Engin göklerin memleketi…

Bodrum, Bodrum…

Ne şiirler yazıldı, ne şarkılar bestelendi onun için… Tarihi araştırmalar, coğrafi incelemeler ama en çok edebiyat tadını çıkardı Bodrum’un… Bodrum deyince Cevat Şakir Kabaağaçlı gelir akla. Böyle ceza mı olur demeyin, o cezalı olarak Bodrum’a gittiğinde Bodrum, uzak memleket. Ama o farklı gören gözü, başka hisseden yüreğiyle bütün Türkiye’ye sevdirdi Bodrum’u. Onu edebiyatın mavi gözlü oğlu yaptı. Şimdi de İ. Hatice Orman, güzel bir araştırmayla onun gözünden Bodrum’u anlatmış okurlara Cevat Şakir’in Bodrum’unda.

“Burası engin göklerin memleketidir. İçten gelen bir türküyü kapıp koyuverin, uzaklaştıkça türkü gökte masmavi olur. Işık burada yalnız karanlığı aydınlatmakla kalmaz, aydınlattığı maddeyi değiştirir ve görülen bir şair rüyasına çevirir. Başka yerde nur içinde yatılacağına, burada nur içinde yaşanır.

Yokuşbaşına geldiğinde Bodrum’u göreceksin, sanma ki sen geldiğin gibi gideceksin.

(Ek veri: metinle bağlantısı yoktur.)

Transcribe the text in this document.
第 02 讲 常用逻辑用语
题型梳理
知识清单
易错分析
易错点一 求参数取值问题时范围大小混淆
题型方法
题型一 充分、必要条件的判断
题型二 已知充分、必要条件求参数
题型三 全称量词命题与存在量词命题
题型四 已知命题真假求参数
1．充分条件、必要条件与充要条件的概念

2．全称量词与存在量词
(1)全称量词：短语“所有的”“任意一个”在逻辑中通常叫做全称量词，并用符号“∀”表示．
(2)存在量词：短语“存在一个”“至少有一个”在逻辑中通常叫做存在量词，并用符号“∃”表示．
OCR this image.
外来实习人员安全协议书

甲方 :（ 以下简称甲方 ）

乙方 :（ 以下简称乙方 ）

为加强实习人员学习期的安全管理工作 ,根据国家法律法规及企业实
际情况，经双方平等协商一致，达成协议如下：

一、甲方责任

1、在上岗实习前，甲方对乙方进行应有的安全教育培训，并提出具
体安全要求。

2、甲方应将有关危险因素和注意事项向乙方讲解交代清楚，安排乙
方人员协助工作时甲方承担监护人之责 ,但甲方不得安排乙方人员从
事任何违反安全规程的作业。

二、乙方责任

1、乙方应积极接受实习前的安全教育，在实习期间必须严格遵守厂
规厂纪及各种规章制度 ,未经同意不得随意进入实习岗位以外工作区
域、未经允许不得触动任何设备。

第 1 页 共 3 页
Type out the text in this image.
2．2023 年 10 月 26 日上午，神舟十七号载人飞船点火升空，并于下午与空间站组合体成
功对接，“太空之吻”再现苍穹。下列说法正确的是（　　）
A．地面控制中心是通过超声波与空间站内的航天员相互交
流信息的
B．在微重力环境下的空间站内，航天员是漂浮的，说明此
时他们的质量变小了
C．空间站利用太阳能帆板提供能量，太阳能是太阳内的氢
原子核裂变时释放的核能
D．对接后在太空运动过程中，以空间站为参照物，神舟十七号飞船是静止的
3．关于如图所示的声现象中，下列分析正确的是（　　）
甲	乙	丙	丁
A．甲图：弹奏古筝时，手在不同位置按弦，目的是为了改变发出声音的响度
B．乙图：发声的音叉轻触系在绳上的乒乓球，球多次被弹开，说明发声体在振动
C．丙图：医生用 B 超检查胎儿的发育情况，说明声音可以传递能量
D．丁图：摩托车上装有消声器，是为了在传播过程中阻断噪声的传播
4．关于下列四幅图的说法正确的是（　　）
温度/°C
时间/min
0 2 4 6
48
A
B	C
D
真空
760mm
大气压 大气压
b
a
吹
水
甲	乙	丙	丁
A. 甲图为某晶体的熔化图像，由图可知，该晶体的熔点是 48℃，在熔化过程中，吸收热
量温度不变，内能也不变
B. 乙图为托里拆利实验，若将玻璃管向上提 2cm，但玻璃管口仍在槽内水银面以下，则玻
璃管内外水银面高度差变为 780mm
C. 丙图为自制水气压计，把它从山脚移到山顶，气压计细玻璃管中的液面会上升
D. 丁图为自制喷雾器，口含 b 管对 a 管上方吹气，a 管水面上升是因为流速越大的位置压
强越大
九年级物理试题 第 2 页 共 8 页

Senden öncekiler de böyleydiler, akıllarını hep Bodrum’da bırakıp gittiler…”

Bodrum ister bir şarkı, ister bir kitap satırında nerede olursa olsun, herkesin yüreğinde farklı bir yere sahiptir. Bu araştırma onu bilenlere de bilmeyenlere de keyifli gelecek.

Haberin Devamı

Bat dünya bat…

Biz böyle deyince batar mı bilmem ya da yazar böyle yazınca… Selçuk Orhan, Oğuz Atay’ın Atay’la ilgili ayrıntıları, 100 Soruda Oğuz Atay, yazarın hayatıyla ilgili satır başlarını anlatıyor.
Ben de Oğuz Atay’ı çok severim. Tutunamayanlar’ını iki kere okudum hem de altını çize çize… Başka türlü yazıyor, çünkü başka türlü bakıyor hayata , başka türlü görüyor onu. Nefistir kalemi. İster öykü yazsın ister roman, onun kaleminde farklı bir büyü vardır. Tutunamayanlar’ı yazdıktan bir yıl sonra Tehlikeli Oyunlar adlı romanını yazdı. Korkuyu Beklerken adlı kitabında bütün öykülerini bir araya topladı. Ardından o da Prof. Mustafa İnan’ın hayatını konu alan bir kitap yazdı: Bir Bilim Adamının Romanı. Nefis bir postmodern yaklaşım ve farklı bir duygu-düşünce sentezi vardır kitaplarında. Bu kitap, onun yazarlığını ve kişilinin nefis bir özeti niteliğinde…
Selçuk Orhan, Oğuz Atay’ın kişisel, edebi ve sosyal varlığını, kimi sıkça sorulan, kimiyse akla gelmesi zor sorulara yanıtlar vererek çözümlüyor. Bir zamanlar neden anlaşılmadığını, reddedildiğini, yalnızlaştığını da, 80’lerde nasıl aniden yükseldiğini, yayıldığını ve gıyabında takdire, tebrike kavuştuğunu da, doyurucu, keyifli bir dille anlatıyor.
Atay’ınki geç başlayıp erken biten, ama ondan habersiz hâlâ devam eden bir edebi serüven; “Ha-ha!” ya da “Bat dünya bat!